Но приписывание неопределенности такой характеристики, как «свобода», как и интерпретация ее в качестве «субъекта, созерцающего Единое»[23], на наш взгляд, чересчур рационализируют ее – ведь созерцание как «видящее зрение» возникает, по Плотину, уже как результат труднообъяснимого и смутно описываемого «хмельного желания». По сути, эта «двоица» оказывается главным камнем преткновения для Плотина: ее ведь невозможно ухватить логосом. Плотин неоднократно пытается как-то описать неопределенность. Так, говоря о мире ума как единства во множественности, он говорит: «помысли это единство пестрым и многообразным. Тогда прежде чем стать пестрым, оно должно быть бесформенным: если ты отбросишь в уме пестроту и формы и логосы и мыслимое, то до них окажется бесформенное и неопределенное и не являющееся ничем из перечисленного, которое <было бы> при нем и в нем» (II 4 4 16-20).

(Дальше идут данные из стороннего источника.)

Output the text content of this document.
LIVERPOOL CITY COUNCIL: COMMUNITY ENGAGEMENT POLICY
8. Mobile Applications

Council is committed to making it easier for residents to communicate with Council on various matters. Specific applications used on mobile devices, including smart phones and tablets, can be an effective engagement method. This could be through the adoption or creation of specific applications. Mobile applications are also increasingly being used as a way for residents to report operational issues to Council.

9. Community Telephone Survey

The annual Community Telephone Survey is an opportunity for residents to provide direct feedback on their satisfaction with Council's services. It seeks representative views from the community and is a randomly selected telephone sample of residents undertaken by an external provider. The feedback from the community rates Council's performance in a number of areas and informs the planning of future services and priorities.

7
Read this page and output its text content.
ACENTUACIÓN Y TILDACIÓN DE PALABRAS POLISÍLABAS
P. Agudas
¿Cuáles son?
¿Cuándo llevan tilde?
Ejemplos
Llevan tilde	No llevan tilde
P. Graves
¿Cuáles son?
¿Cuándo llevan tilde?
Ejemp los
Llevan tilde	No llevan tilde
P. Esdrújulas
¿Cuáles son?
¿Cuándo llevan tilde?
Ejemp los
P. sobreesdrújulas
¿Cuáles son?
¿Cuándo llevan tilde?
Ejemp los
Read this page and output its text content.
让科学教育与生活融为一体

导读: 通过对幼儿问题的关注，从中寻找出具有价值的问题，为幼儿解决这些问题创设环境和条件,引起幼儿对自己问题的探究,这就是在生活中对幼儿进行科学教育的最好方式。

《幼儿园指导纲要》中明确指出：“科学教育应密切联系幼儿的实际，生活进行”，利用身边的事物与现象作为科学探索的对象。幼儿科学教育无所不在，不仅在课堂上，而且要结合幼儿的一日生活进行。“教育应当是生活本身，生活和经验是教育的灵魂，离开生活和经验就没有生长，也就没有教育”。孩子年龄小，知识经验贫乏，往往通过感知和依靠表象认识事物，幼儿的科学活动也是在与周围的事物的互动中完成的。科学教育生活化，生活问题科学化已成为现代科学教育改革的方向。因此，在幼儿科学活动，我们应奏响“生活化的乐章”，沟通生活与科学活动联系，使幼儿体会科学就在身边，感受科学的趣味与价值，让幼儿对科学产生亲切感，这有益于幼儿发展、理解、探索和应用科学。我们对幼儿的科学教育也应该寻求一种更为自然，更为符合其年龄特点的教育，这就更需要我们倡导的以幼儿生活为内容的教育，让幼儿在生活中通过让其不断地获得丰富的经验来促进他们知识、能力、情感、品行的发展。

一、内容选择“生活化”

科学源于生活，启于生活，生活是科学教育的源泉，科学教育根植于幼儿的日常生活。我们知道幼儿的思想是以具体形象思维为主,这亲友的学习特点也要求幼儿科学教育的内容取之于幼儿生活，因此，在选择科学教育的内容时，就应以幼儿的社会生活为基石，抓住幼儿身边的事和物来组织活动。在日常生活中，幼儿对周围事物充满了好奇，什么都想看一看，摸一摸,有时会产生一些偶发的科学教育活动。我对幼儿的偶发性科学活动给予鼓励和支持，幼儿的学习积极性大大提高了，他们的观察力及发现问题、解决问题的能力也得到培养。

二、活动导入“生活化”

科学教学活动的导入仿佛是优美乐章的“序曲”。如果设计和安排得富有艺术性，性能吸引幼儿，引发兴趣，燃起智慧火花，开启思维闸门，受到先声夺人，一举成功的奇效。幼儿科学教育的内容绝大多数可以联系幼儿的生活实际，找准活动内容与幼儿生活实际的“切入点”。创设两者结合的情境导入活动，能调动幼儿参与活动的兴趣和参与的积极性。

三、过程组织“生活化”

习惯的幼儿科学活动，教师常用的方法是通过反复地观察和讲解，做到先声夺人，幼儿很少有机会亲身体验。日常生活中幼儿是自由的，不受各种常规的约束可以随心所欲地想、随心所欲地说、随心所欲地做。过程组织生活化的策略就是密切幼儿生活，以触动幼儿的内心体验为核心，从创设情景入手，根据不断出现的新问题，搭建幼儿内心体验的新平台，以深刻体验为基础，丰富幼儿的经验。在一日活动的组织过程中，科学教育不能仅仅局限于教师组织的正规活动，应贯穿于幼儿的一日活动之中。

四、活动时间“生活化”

Но помыслить бесформенное и неопределенное не так-то просто. Плотин говорит, что ум всегда отыскивает двойственное и делит до тех пор, пока не придет к чему-то простому, не поддающемуся разделению – пока же он в состоянии делить, он «продвигается от себя в бездну (χωρεῖ αὐτοῦ εἰς τὸ βάθος). Бездна же каждой вещи – материя» (II 4 5 6-7). Потому, говорит Плотин, материя и есть всецело темнота, что ум – это свет. Ум, который является логосом и светом, воспринимает то, что ниже его, как тьму, лежащую под светом; так же и световидный глаз (снова сравнивает Плотин деятельность ума со зрением) воспринимает то, что «лежит ниже цвета», как тьму и материальность, скрытую цветом (II 4 5 11-12). Однако тьма в вещах умопостигаемых и чувственных, утверждает он сразу после этих слов, различна, и это различие создается тем, что различны эйдосы, налагаемые на «умную» и «чувственную» материю. Мы помним, что эйдосы «умной материи» – истинны, вечны и самотождественны, эйдосы «чувственной» – эйдолы, призраки. Но ведь эйдосы и эйдолы – это «вторичное», поскольку существуют уже в присутствии вИдения. Несмотря на страстное желание Плотина полностью разграничить «умную» и «чувственную» материи, у него это не получается: и нищенка Пения, и Афродита Урания, и первичная инаковость сохраняют свое неопределенное стремление как злополучное «родовое пятно».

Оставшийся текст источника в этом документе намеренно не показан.